Second, the text is encoded as numbers using ASCII coding -- a system that had a measure of universality from the 1970s to the start of the 21st century. Other coding systems existed in the past, and others exist now. Julius Caesar would not have recognized ASCII, although he was familiar with manipulating text mathematically. ASCII is a 20th-century phenomenon. Moreover, ASCII is really only useful for English text, Which brings me to...
Third, the message is delivered in English only. English is widely spoken, but by no means universal.
Fourth, the binary digits are grouped into blocks of eight. This is a common thing to do when working on a computer, because memory comes in groups of eight binary digits (bytes). However, in the Penniston notebook, one of the digits in each group of eight is always a "0". ASCII coding only requires seven binary digits -- there are only 127 symbols, and 127 has the binary value "111 1111". But it's very wasteful in communications terms to use eight digits when only seven are required -- about 13% of the data sent is completely redundant.
Given that whomever encoded the message was prepared to waste one whole binary digit in every eight, it seems peculiar that the message has no punctuation, or even spacing. That can't be to improve transmission or storage efficiency -- as we've already seen that this isn't a consideration.
Sixth, geographical coordinates are represented using latitude and longitude, which is a highly particular way of coding a location. It relies on an understanding of where the Greenwich Meridian is, and that a degree is one 360th of a circle, among other things. Even among contemporary Western civilizations there's no exact agreement on the way in which latitude and longitude should be specified (because the Earth is, in fact, not a sphere). Would aliens understand these subtleties?
Finally, what about the year "8100"? Is that an AD/CE year? Or a Chinese year? Or something else? Different cultures use different calendars.
The reality is that the "message" in Mr Penniston's notebook is encoded in a way that was used in Western civilization with specific information technology at a particular point in time, using the English language. There's nothing universal about it, and the encoding is unreliable.

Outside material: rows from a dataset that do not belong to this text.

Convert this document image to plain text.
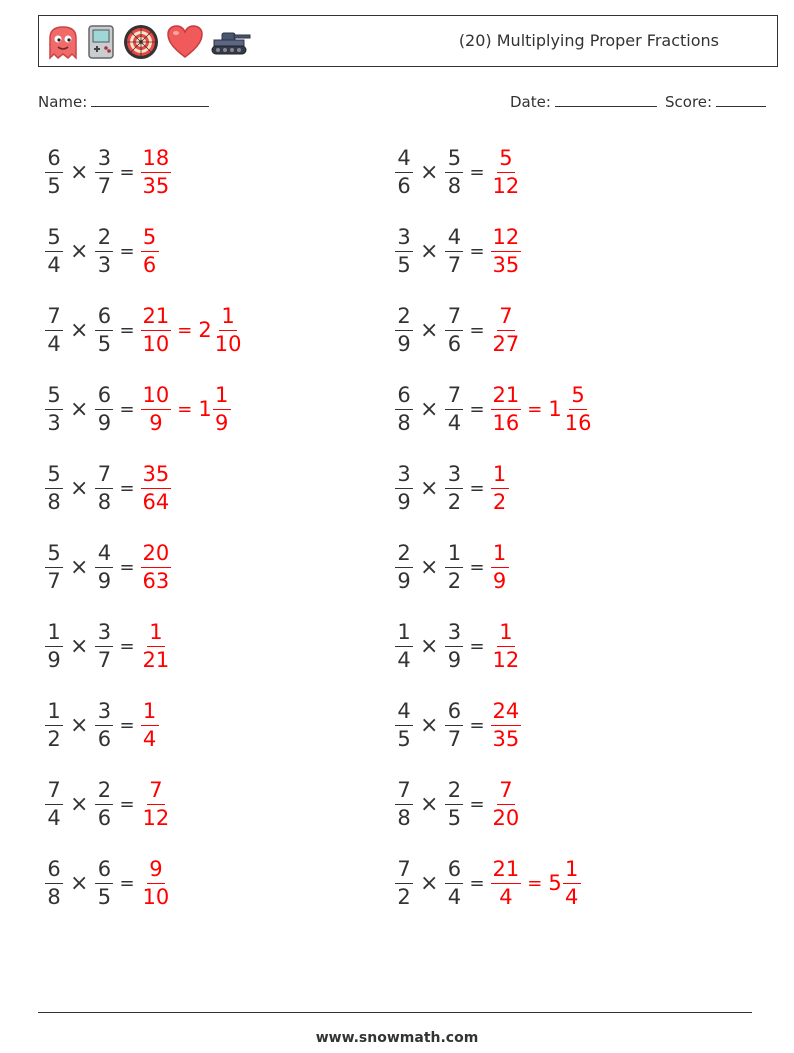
(20) Multiplying Proper Fractions
Name:	Date:	Score:
$\frac{6}{5} \times \frac{3}{7} = \frac{18}{35}$	$\frac{4}{6} \times \frac{5}{8} = \frac{5}{12}$
$\frac{5}{4} \times \frac{2}{3} = \frac{5}{6}$	$\frac{3}{5} \times \frac{4}{7} = \frac{12}{35}$
$\frac{7}{4} \times \frac{6}{5} = \frac{21}{10} = 2 \frac{1}{10}$	$\frac{2}{9} \times \frac{7}{6} = \frac{7}{27}$
$\frac{5}{3} \times \frac{6}{9} = \frac{10}{9} = 1 \frac{1}{9}$	$\frac{6}{8} \times \frac{7}{4} = \frac{21}{16} = 1 \frac{5}{16}$
$\frac{5}{8} \times \frac{7}{8} = \frac{35}{64}$	$\frac{3}{9} \times \frac{3}{2} = \frac{1}{2}$
$\frac{5}{7} \times \frac{4}{9} = \frac{20}{63}$	$\frac{2}{9} \times \frac{1}{2} = \frac{1}{9}$
$\frac{1}{9} \times \frac{3}{7} = \frac{1}{21}$	$\frac{1}{4} \times \frac{3}{9} = \frac{1}{12}$
$\frac{1}{2} \times \frac{3}{6} = \frac{1}{4}$	$\frac{4}{5} \times \frac{6}{7} = \frac{24}{35}$
$\frac{7}{4} \times \frac{2}{6} = \frac{7}{12}$	$\frac{7}{8} \times \frac{2}{5} = \frac{7}{20}$
$\frac{6}{8} \times \frac{6}{5} = \frac{9}{10}$	$\frac{7}{2} \times \frac{6}{4} = \frac{21}{4} = 5 \frac{1}{4}$
www.snowmath.com
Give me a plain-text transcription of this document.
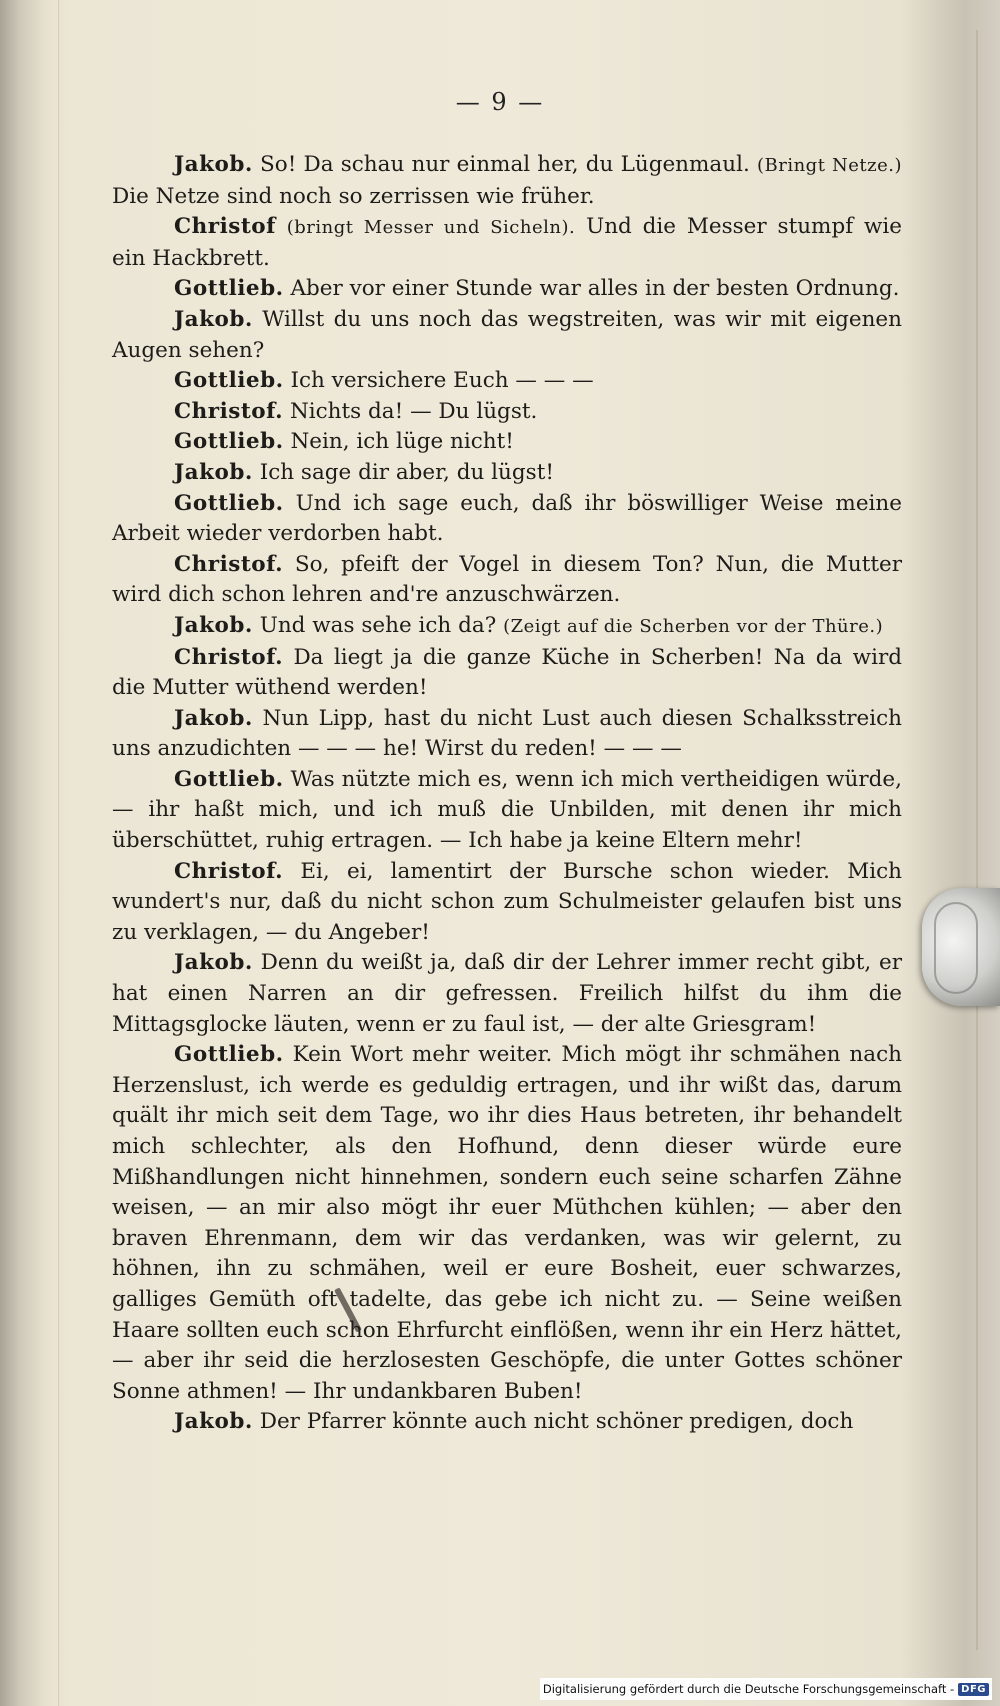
— 9 —

Jakob. So! Da schau nur einmal her, du Lügenmaul. (Bringt Netze.) Die Netze sind noch so zerrissen wie früher.

Christof (bringt Messer und Sicheln). Und die Messer stumpf wie ein Hackbrett.

Gottlieb. Aber vor einer Stunde war alles in der besten Ordnung.

Jakob. Willst du uns noch das wegstreiten, was wir mit eigenen Augen sehen?

Gottlieb. Ich versichere Euch — — —

Christof. Nichts da! — Du lügst.

Gottlieb. Nein, ich lüge nicht!

Jakob. Ich sage dir aber, du lügst!

Gottlieb. Und ich sage euch, daß ihr böswilliger Weise meine Arbeit wieder verdorben habt.

Christof. So, pfeift der Vogel in diesem Ton? Nun, die Mutter wird dich schon lehren and're anzuschwärzen.

Jakob. Und was sehe ich da? (Zeigt auf die Scherben vor der Thüre.)

Christof. Da liegt ja die ganze Küche in Scherben! Na da wird die Mutter wüthend werden!

Jakob. Nun Lipp, hast du nicht Lust auch diesen Schalksstreich uns anzudichten — — — he! Wirst du reden! — — —

Gottlieb. Was nützte mich es, wenn ich mich vertheidigen würde, — ihr haßt mich, und ich muß die Unbilden, mit denen ihr mich überschüttet, ruhig ertragen. — Ich habe ja keine Eltern mehr!

Christof. Ei, ei, lamentirt der Bursche schon wieder. Mich wundert's nur, daß du nicht schon zum Schulmeister gelaufen bist uns zu verklagen, — du Angeber!

Jakob. Denn du weißt ja, daß dir der Lehrer immer recht gibt, er hat einen Narren an dir gefressen. Freilich hilfst du ihm die Mittagsglocke läuten, wenn er zu faul ist, — der alte Griesgram!

Gottlieb. Kein Wort mehr weiter. Mich mögt ihr schmähen nach Herzenslust, ich werde es geduldig ertragen, und ihr wißt das, darum quält ihr mich seit dem Tage, wo ihr dies Haus betreten, ihr behandelt mich schlechter, als den Hofhund, denn dieser würde eure Mißhandlungen nicht hinnehmen, sondern euch seine scharfen Zähne weisen, — an mir also mögt ihr euer Müthchen kühlen; — aber den braven Ehrenmann, dem wir das verdanken, was wir gelernt, zu höhnen, ihn zu schmähen, weil er eure Bosheit, euer schwarzes, galliges Gemüth oft tadelte, das gebe ich nicht zu. — Seine weißen Haare sollten euch schon Ehrfurcht einflößen, wenn ihr ein Herz hättet, — aber ihr seid die herzlosesten Geschöpfe, die unter Gottes schöner Sonne athmen! — Ihr undankbaren Buben!

Jakob. Der Pfarrer könnte auch nicht schöner predigen, doch

Digitalisierung gefördert durch die Deutsche Forschungsgemeinschaft - DFG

I think that space aliens could do better.
So where does that leave us?
It's unusual that low-level concepts in communications and coding theory can be used to investigate claims of UFO phenomena; yet that seems to be the case here. All the evidence points to the conclusion that the notebook's binary data was created at about the same time it was presented to the public, in the same cultural context.
Cynically, we might even conclude that the 8-digit groupings presented at the start of the binary data -- and not continued thereafter -- were to give a strong hint that ASCII coding was implied. The first few numbers are very obviously binary-coded ASCII, to anybody who does any low-level computer programming. However, it takes some effort -- not a huge amount, but some -- to decode the rest of the message, using the assumption of ASCII set up at the start. If it was too easy to decode, we might argue, it would look like an obvious hoax. When I first "decoded" the message, I have to confess to feeling a sense of satisfaction, like solving a moderately-difficult crossword puzzle.
Whether you have the math skills -- and the patience -- to decode the message, I think it's important that anybody who refers to this message as a piece of evidence related to the Rendelsham incident, have some understanding of how it was encoded. This, I think, is more telling than the content of the message itself.